Я заставила себя подойти к ней и предложить молока. Царственно взмахнув рукой, она отказалась, но когда я собиралась уже перейти к следующему гостю, она вдруг протянула ко мне руки, взяла мое лицо в свои холеные белые ладони и взглянула на меня так, будто хотела вытянуть из меня всю душу; так смотрит кошка, отбирая дыхание у спящих в ночи. Она внимательно изучала мои черты, будто ища что-то, но я так никогда и не узнала, что именно. Принцесса не сказала мне ни слова. Внезапно она отпустила меня и вернулась к беседе с дородной седовласой женщиной, которая на ходу переваливалась с ноги на ногу. Елизавета назвала ее Кэт – наверное, то была ее служанка, которую также упоминали в слухах о скандальной истории с Сеймуром. Я же оцепенела, мое тело покрылось мурашками. Она напугала меня, хоть я и не могла никак взять в толк почему; уже тогда я понимала, что разгадать эту загадку мне будет не под силу.

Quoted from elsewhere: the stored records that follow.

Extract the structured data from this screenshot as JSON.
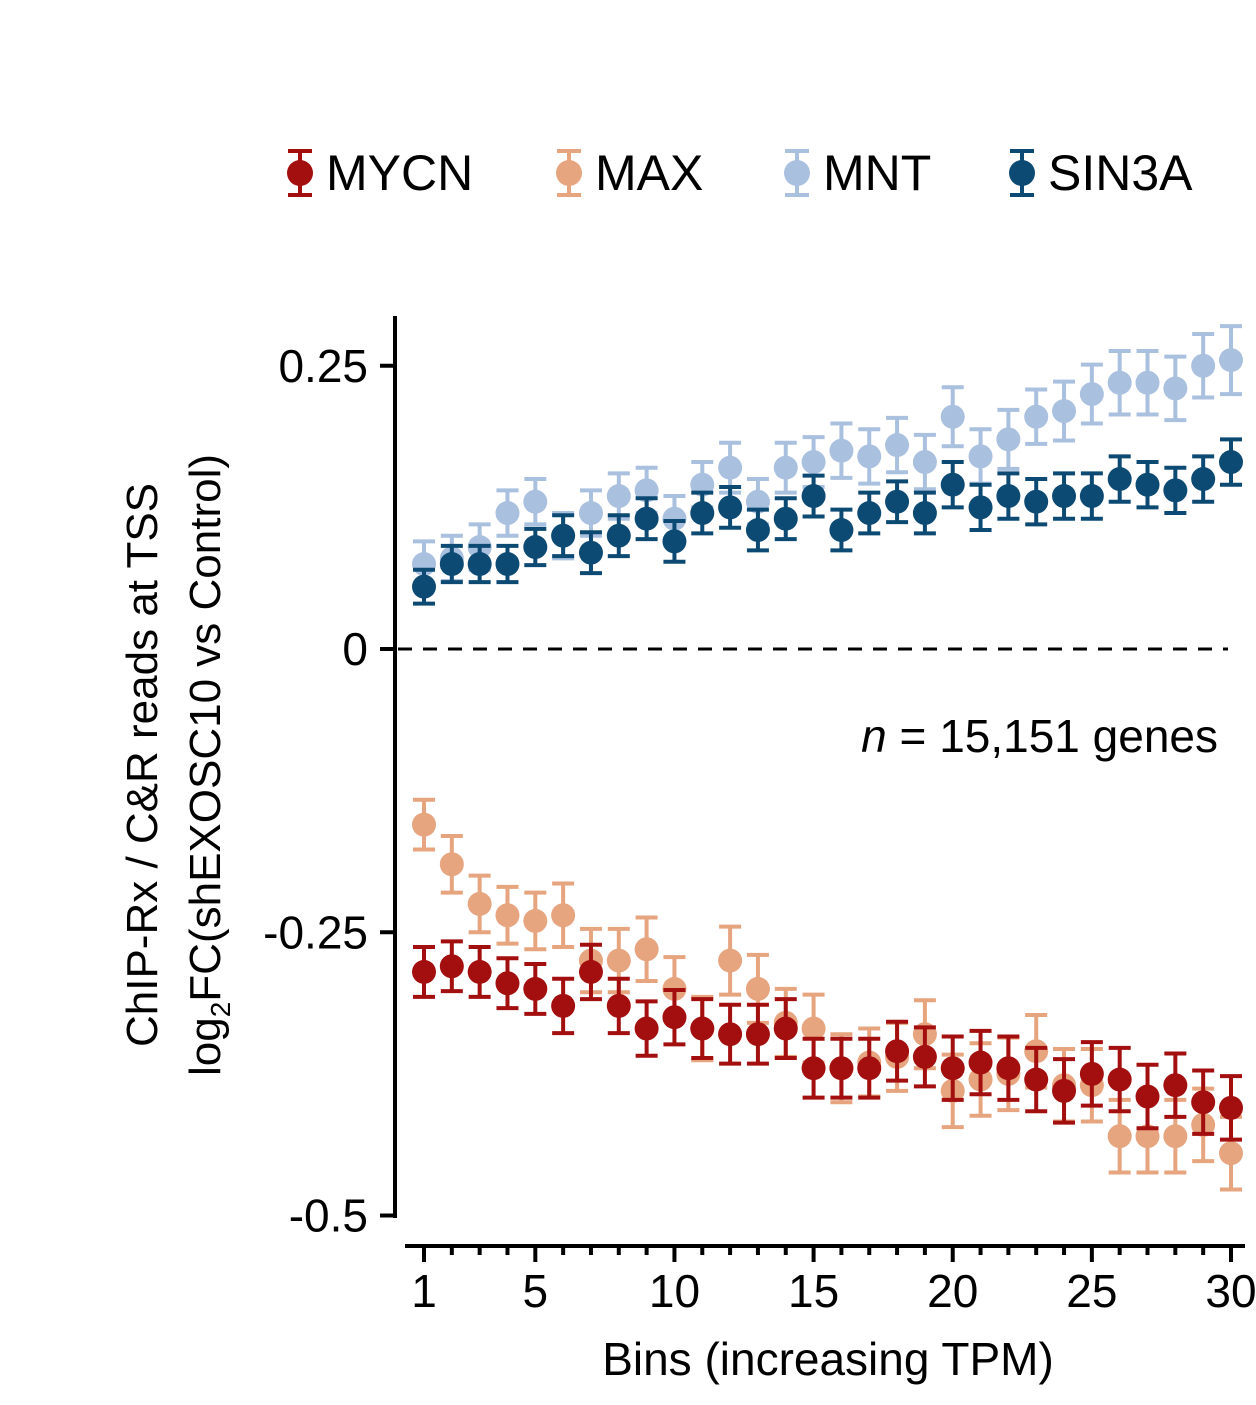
{
  "chart_data": {
    "type": "scatter",
    "title": "",
    "xlabel": "Bins (increasing TPM)",
    "ylabel_line1": "ChIP-Rx / C&R reads at TSS",
    "ylabel_line2_prefix": "log",
    "ylabel_line2_sub": "2",
    "ylabel_line2_suffix": "FC(shEXOSC10 vs Control)",
    "annotation_italic": "n",
    "annotation_rest": " = 15,151 genes",
    "xlim": [
      1,
      30
    ],
    "ylim": [
      -0.5,
      0.29
    ],
    "x_ticks": [
      1,
      5,
      10,
      15,
      20,
      25,
      30
    ],
    "x_tick_labels": [
      "1",
      "5",
      "10",
      "15",
      "20",
      "25",
      "30"
    ],
    "y_ticks": [
      0.25,
      0,
      -0.25,
      -0.5
    ],
    "y_tick_labels": [
      "0.25",
      "0",
      "-0.25",
      "-0.5"
    ],
    "reference_line": 0,
    "legend_position": "top",
    "x": [
      1,
      2,
      3,
      4,
      5,
      6,
      7,
      8,
      9,
      10,
      11,
      12,
      13,
      14,
      15,
      16,
      17,
      18,
      19,
      20,
      21,
      22,
      23,
      24,
      25,
      26,
      27,
      28,
      29,
      30
    ],
    "series": [
      {
        "name": "MNT",
        "color": "#a9c0df",
        "values": [
          0.075,
          0.08,
          0.09,
          0.12,
          0.13,
          0.1,
          0.12,
          0.135,
          0.14,
          0.115,
          0.145,
          0.16,
          0.13,
          0.16,
          0.165,
          0.175,
          0.17,
          0.18,
          0.165,
          0.205,
          0.17,
          0.185,
          0.205,
          0.21,
          0.225,
          0.235,
          0.235,
          0.23,
          0.25,
          0.255
        ],
        "errors": [
          0.02,
          0.02,
          0.02,
          0.02,
          0.02,
          0.02,
          0.02,
          0.02,
          0.02,
          0.02,
          0.02,
          0.022,
          0.02,
          0.022,
          0.022,
          0.024,
          0.024,
          0.024,
          0.024,
          0.026,
          0.024,
          0.026,
          0.024,
          0.026,
          0.026,
          0.028,
          0.028,
          0.028,
          0.028,
          0.03
        ]
      },
      {
        "name": "SIN3A",
        "color": "#0d4a73",
        "values": [
          0.055,
          0.075,
          0.075,
          0.075,
          0.09,
          0.1,
          0.085,
          0.1,
          0.115,
          0.095,
          0.12,
          0.125,
          0.105,
          0.115,
          0.135,
          0.105,
          0.12,
          0.13,
          0.12,
          0.145,
          0.125,
          0.135,
          0.13,
          0.135,
          0.135,
          0.15,
          0.145,
          0.14,
          0.15,
          0.165
        ],
        "errors": [
          0.015,
          0.016,
          0.016,
          0.016,
          0.016,
          0.018,
          0.018,
          0.018,
          0.018,
          0.018,
          0.018,
          0.018,
          0.018,
          0.018,
          0.018,
          0.018,
          0.018,
          0.018,
          0.018,
          0.02,
          0.02,
          0.02,
          0.02,
          0.02,
          0.02,
          0.02,
          0.02,
          0.02,
          0.02,
          0.02
        ]
      },
      {
        "name": "MAX",
        "color": "#e6a47f",
        "values": [
          -0.155,
          -0.19,
          -0.225,
          -0.235,
          -0.24,
          -0.235,
          -0.275,
          -0.275,
          -0.265,
          -0.3,
          -0.335,
          -0.275,
          -0.3,
          -0.33,
          -0.335,
          -0.37,
          -0.365,
          -0.36,
          -0.34,
          -0.39,
          -0.38,
          -0.375,
          -0.355,
          -0.385,
          -0.385,
          -0.43,
          -0.43,
          -0.43,
          -0.42,
          -0.445
        ],
        "errors": [
          0.022,
          0.025,
          0.025,
          0.025,
          0.025,
          0.028,
          0.028,
          0.028,
          0.028,
          0.028,
          0.028,
          0.03,
          0.03,
          0.03,
          0.03,
          0.03,
          0.03,
          0.03,
          0.03,
          0.032,
          0.032,
          0.032,
          0.032,
          0.032,
          0.032,
          0.032,
          0.032,
          0.032,
          0.032,
          0.032
        ]
      },
      {
        "name": "MYCN",
        "color": "#a30e0e",
        "values": [
          -0.285,
          -0.28,
          -0.285,
          -0.295,
          -0.3,
          -0.315,
          -0.285,
          -0.315,
          -0.335,
          -0.325,
          -0.335,
          -0.34,
          -0.34,
          -0.335,
          -0.37,
          -0.37,
          -0.37,
          -0.355,
          -0.36,
          -0.37,
          -0.365,
          -0.37,
          -0.38,
          -0.39,
          -0.375,
          -0.38,
          -0.395,
          -0.385,
          -0.4,
          -0.405
        ],
        "errors": [
          0.022,
          0.022,
          0.022,
          0.022,
          0.022,
          0.024,
          0.024,
          0.024,
          0.024,
          0.024,
          0.026,
          0.026,
          0.026,
          0.026,
          0.026,
          0.026,
          0.026,
          0.026,
          0.026,
          0.028,
          0.028,
          0.028,
          0.028,
          0.028,
          0.028,
          0.028,
          0.028,
          0.028,
          0.028,
          0.028
        ]
      }
    ],
    "legend_order": [
      "MYCN",
      "MAX",
      "MNT",
      "SIN3A"
    ]
  }
}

Позднее, когда все уже перешли к напиткам и яблочному пирогу, мужчины решили развлечь себя игрой, устроив небольшое состязание, в котором им предстояло не сбрасывать противников с лошадей, а пронзать копьем шею гусыни, обвязанную кружевными золотыми лентами. Когда я поняла, что именно они собрались учинить, то ударилась в слезы, потому как не хотела, чтобы в день моей свадьбы пролилась хоть капля крови. Я побежала к гостям, уже оседлавшим коней, поймала гусыню и прижала ее к груди, пытаясь защитить. Я не выпустила птицу из рук до тех пор, пока отец не подошел ко мне и не забрал ее, после чего утер мои слезы и поклялся, что гусыня не пострадает и доживет отведенные ей Богом дни под его неусыпным присмотром. Затем он велел музыкантам играть плясовую, в то время как разочарованные и недовольные мужчины спешились, сетуя, что глупая мягкосердечная девчонка лишила их такой забавы, став лить слезы по несчастной гусыне, которую все равно рано или поздно ждут печь и стол. Но Роберт прижал меня к груди и усыпал мое лицо поцелуями, заявив во всеуслышание, что после этого любит меня еще сильнее и что «нет на свете сердца добрее, нежели у моей Эми». Спустя некоторое время супруг мой позвал художника, чтобы тот написал мой портрет в подвенечном платье, и попросил изобразить рядом со мной гусыню с лентой на шее, которая ест с моих рук.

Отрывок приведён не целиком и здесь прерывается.